What I remember best is the strength of feeling. Emotions surge like electrical currents. Joy makes you feel capable of flight. Anger puts murder in your heart. Love turns you mute. To be publicly embarrassed makes you want to die. Friendship is the most important thing on earth; you feel you can't live without it. To be ignored is to suffer the torture of a thousand cuts. I don't use these metaphors casually -- everything is life or death to the twelve year old. An insult hurts, it physically hurts. On the other hand, having fun with your friends is a high that we adults can't duplicate with alcohol or drugs.
And here's where the YA author gets the big payoff. If that emotionally electric child enjoys a book, she or he really enjoys it. Not every kid likes to read, of course, but a surprising number do, considering the powerful distractions of 3-D video games and 100 channel television. They read uncritically, in the best sense of the word. They care about how the story makes them feel. Is it happy, is it funny, is it sad, is it exciting.
If a story makes any impression at all, they write to the author, and let me tell you, those letters are wonderful, just wonderful. Okay, some of the kids are just going through the motions because the letter may be part of a classroom assignment. But the vast majority of these young readers speak to you straight from the heart. I liked this part. It made me laugh. I liked that part, it made me cry. My teacher read us your book and I thought it would never end. You'd like to think they mean "hoped it would never end," but chances are the kid is telling it like it is.

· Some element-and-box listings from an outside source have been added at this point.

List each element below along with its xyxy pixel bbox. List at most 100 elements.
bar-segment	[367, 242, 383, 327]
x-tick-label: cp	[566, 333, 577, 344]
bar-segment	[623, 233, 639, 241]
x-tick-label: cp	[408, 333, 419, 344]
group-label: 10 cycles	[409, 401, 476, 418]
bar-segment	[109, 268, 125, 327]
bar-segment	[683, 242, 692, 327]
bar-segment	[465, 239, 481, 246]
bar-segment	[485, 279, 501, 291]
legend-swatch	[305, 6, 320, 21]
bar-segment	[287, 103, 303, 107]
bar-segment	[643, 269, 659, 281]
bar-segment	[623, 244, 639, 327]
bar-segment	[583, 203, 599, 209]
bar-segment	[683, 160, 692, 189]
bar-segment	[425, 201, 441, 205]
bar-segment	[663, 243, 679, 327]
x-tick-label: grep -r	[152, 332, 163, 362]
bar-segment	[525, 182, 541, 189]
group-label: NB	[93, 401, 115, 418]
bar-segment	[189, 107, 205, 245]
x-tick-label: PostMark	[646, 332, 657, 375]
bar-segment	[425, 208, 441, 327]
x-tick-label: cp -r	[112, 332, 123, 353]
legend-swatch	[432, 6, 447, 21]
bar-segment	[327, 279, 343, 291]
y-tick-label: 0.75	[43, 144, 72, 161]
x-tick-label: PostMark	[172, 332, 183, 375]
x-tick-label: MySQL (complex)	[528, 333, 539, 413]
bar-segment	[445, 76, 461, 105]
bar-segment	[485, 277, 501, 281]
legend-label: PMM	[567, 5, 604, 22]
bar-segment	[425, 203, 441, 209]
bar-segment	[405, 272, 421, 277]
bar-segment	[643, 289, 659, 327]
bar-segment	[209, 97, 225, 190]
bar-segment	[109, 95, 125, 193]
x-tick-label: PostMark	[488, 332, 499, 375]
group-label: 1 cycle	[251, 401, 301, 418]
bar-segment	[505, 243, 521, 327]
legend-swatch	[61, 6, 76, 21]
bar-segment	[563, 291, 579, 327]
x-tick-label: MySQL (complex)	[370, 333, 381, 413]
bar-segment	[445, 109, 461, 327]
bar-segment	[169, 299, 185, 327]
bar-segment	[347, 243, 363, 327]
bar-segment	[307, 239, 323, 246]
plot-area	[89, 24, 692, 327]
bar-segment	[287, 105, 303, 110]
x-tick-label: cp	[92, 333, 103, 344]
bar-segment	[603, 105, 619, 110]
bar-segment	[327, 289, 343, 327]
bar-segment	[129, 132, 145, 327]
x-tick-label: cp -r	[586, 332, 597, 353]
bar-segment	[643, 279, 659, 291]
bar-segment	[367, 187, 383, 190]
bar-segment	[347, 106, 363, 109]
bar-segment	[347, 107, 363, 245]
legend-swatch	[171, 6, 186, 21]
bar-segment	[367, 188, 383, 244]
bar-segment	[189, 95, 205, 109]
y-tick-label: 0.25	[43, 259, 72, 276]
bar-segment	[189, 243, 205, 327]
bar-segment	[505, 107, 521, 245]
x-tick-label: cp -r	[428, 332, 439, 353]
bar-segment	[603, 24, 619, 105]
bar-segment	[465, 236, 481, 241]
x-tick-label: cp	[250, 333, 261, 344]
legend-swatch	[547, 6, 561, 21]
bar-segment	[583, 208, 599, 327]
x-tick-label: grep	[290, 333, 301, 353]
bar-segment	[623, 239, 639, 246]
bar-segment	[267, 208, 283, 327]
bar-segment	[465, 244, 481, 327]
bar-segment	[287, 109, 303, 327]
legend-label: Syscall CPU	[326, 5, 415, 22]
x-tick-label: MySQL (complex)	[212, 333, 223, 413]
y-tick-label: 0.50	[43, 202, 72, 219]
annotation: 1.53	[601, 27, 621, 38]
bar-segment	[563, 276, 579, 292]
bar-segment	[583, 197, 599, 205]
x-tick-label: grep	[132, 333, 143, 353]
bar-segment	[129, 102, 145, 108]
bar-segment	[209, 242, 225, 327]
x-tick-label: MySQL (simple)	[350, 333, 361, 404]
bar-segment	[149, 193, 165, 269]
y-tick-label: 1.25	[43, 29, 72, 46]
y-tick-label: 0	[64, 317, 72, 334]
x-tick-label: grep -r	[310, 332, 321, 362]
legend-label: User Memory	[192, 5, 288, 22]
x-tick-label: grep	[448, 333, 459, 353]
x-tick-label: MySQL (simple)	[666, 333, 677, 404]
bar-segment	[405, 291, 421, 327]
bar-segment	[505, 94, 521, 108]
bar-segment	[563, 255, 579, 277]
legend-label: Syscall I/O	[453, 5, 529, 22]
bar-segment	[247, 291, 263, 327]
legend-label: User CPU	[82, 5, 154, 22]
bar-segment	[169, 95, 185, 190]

That was the wonderful surprise, the something extra I never expected in my secret life as a writer. Letters from kids I've never met, but who speak to me with a clarity and personality that makes them leap from the page.
Understand, in my other world as a writer of adult suspense novels, I do get the occasional letter from a fan. Usually from someone working on a book of his own, or an astute reader who wants to point out the error on page 157, assuming, I suppose, that I'll be able to correct it in future editions.
So I love getting these fresh, wonder-filled messages from kids, and I'm profoundly grateful to the teachers who read my book to their classes, or recommend it. At first I was a little concerned that having the book discussed in a classroom context might spoil the experience for some readers, like Johnny Tremain was spoiled for me. But after hearing from teachers and students, I'm not worried at all. That's one of the things that's changed since I was a kid, and it's changed for the better. I don't know anything about whole language or phonetics, or for that matter teaching. But as a writer I'm convinced that encouraging children to write fiction, to hook into that marvelous machine called the imagination, has to be good for everyone. Good for the teachers who see students bloom into writers under their tutelage. Good for the kids, who learn that they can work the same kind of magic they find in books. Good for all of us, because before you know it these kids are going to emerge as the next generation of authors -- and there won't have to be any "secret" about it.
Thank you. At the moment I feel like I'm making a lot of new friends. I can only hope it continues.
Rodman Philbrick is the author of a number of mysteries and science fiction novels for adults as well as Freak the Mighty and The Fire Pony.He delivered this article as talk at the 1995 ALAN Workshop and commented, "I must say that my whole experience at the NCTE Convention was warm and positive."